Córdoba, Argentine. Au cours d’une nuit de passe, une bande d’amies tombent sur un bébé abandonné dans le parc de Sarmiento. Suite à cette découverte, elles décideront de l’adopter clandestinement et de l’appeler Éclats des yeux. L’enfant ira vivre chez Tante Encarna, la pension qui est le paradis des tantouzes. Le développement de l’enfant servira de repère temporel au récit, raconté à la première personne sous l’œil avisé d’une des prostituées transgenres qui constitueront sa cellule familiale.

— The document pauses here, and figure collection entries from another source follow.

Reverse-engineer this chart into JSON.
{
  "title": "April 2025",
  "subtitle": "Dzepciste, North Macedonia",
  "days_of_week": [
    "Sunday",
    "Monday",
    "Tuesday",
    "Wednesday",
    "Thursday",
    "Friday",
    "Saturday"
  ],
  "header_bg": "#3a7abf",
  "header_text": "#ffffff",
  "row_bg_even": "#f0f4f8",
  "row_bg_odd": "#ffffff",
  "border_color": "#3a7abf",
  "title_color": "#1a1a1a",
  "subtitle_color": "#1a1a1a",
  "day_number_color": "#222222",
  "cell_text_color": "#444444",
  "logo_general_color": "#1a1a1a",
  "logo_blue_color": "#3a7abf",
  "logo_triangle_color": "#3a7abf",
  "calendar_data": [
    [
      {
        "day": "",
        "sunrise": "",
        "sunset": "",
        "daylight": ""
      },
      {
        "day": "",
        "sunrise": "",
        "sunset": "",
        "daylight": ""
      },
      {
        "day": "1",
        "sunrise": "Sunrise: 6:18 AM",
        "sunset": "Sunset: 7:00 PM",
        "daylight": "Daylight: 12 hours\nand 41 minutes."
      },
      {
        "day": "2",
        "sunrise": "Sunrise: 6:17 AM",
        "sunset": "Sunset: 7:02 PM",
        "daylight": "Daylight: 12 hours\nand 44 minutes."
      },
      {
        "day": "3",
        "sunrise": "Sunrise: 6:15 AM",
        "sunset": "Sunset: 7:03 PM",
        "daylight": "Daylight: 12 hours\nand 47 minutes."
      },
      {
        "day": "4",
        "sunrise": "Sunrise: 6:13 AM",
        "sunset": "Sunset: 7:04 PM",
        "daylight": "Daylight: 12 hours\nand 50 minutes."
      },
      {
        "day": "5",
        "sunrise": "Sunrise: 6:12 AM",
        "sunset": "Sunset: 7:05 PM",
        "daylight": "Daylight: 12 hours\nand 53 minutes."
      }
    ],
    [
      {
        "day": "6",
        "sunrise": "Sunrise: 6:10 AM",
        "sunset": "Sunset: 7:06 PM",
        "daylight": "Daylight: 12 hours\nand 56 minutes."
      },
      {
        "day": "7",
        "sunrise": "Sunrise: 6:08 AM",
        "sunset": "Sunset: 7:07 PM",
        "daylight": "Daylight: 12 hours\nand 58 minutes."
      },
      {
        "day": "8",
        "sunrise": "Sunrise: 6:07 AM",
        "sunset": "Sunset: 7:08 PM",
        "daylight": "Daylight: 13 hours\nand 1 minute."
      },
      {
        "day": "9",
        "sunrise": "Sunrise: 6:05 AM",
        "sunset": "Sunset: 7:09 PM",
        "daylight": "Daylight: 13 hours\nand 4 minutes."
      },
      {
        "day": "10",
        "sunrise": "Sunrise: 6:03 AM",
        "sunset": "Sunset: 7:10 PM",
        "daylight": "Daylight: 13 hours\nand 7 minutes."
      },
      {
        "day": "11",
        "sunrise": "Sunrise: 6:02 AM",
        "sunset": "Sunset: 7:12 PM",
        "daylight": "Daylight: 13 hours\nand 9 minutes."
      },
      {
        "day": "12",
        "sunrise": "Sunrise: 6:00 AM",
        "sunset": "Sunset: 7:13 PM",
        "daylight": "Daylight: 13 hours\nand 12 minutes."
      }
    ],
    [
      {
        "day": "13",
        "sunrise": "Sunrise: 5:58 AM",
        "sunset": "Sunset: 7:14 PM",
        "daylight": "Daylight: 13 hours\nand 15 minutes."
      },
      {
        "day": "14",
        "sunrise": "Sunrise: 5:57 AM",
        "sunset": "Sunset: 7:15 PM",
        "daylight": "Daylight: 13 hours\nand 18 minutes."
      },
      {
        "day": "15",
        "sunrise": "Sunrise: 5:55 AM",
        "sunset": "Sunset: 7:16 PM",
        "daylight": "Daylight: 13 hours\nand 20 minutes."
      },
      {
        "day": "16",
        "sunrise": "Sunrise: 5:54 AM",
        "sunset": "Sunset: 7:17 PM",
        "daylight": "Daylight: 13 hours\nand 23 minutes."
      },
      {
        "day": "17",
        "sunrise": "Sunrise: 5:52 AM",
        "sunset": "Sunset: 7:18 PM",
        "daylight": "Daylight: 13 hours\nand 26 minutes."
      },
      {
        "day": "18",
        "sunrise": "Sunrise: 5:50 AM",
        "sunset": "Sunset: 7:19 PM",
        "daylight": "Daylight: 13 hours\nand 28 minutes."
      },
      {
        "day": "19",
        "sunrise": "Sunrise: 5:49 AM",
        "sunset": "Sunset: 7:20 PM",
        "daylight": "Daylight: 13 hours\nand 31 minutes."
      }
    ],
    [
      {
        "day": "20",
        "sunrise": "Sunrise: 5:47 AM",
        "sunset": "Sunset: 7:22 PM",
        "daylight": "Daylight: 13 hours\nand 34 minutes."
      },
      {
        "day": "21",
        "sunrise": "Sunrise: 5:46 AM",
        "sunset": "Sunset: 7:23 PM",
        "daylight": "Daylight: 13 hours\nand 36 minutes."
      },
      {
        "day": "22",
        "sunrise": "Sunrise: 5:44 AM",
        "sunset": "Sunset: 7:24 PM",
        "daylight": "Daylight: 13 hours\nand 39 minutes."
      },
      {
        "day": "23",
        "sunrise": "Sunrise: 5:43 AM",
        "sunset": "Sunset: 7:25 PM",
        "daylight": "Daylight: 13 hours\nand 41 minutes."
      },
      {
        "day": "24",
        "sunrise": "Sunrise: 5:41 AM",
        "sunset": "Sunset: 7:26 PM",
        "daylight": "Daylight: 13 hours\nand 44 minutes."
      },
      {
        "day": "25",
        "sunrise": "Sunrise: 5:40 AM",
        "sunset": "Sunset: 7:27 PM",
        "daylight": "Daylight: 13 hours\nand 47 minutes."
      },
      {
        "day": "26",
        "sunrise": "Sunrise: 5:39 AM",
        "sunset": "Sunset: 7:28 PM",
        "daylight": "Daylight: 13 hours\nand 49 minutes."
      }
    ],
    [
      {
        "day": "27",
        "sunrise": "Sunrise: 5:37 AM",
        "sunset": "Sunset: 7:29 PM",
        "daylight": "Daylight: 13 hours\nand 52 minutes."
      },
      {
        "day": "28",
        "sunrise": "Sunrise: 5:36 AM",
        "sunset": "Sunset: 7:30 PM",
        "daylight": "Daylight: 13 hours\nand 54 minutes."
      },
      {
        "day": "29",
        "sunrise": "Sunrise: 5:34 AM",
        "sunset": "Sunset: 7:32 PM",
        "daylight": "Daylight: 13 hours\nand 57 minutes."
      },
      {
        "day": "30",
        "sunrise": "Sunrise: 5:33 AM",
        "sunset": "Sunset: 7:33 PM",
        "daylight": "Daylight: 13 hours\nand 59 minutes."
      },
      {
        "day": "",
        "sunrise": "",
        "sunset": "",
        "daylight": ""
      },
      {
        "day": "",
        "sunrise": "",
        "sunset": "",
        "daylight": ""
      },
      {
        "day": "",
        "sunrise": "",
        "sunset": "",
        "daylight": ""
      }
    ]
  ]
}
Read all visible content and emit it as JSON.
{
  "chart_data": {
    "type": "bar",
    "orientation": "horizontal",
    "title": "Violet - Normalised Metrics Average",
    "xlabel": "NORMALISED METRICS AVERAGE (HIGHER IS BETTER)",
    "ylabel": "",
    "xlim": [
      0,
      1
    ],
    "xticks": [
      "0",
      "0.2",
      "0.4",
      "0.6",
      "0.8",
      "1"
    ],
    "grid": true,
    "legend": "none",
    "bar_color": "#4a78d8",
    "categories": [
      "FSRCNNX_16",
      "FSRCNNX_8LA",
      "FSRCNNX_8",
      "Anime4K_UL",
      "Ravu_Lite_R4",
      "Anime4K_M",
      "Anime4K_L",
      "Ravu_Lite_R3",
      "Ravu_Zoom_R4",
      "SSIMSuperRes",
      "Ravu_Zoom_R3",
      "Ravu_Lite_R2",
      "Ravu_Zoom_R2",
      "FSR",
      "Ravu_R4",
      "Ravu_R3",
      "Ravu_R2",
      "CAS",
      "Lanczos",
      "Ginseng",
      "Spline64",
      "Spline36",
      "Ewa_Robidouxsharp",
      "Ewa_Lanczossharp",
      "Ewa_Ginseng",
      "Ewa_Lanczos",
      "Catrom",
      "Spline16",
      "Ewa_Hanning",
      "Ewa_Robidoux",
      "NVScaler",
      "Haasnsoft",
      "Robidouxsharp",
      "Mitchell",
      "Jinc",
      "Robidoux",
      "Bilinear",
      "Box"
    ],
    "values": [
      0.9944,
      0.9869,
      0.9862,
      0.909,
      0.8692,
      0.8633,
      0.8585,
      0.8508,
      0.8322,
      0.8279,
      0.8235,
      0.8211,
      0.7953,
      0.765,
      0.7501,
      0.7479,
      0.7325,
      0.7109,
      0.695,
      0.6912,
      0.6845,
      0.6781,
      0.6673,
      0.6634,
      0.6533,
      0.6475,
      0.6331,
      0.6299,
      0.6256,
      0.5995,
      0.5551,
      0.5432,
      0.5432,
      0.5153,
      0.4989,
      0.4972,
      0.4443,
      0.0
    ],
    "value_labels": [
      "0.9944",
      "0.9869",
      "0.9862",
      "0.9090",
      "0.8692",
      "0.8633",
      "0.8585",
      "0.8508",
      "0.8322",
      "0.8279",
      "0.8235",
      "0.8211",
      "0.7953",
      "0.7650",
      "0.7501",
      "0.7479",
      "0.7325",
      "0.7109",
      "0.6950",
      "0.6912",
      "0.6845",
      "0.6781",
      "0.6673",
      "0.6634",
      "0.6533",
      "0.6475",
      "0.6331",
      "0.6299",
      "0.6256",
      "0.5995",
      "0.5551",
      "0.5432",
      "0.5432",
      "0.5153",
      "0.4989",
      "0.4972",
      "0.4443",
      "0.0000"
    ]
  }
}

Les Vilaines de Camila Sosa Villada, est un livre qui rappelle l’importance de la narration des existences queers et particulièrement celle des vécus trans. Si l’adoption d’Éclats des yeux sert de début et de fin au récit, celui-ci est rempli d’histoires dans l’histoire. L’enfance et l’adolescence de la narratrice, les vies de ses copines et tous les aspects de la condition d’une pute trans en Argentine. Ici, on est loin des histoires d’amour dépolitisées entre deux mecs blancs de trente ans qui découvrent leur homosexualité et qui luttent contre leur désir. La douleur d’être lgbtq+ n’est pas une fêlure intrinsèque à cette identité, c’est le résultat d’une violence sociétale et systémique. Et la violence est racontée frontalement, comme lorsqu’on se la prends en rentrant du taff, de soirée, en se promenant dans la rue. Cette violence c’est celle du père absent et agressif qui n’acceptera jamais un fils pédé et encore moins une fille trans. Celle qui impliquera de grandir seule dans la campagne rocailleuse et de voler les robes de sa mère. Celle qui fera foirer les études, se rapprocher trop près trop vite de la drogue et du travail du sexe. Mais c’est aussi celle qui fait naître la joie d’être en ce monde et de malgré tout y survivre.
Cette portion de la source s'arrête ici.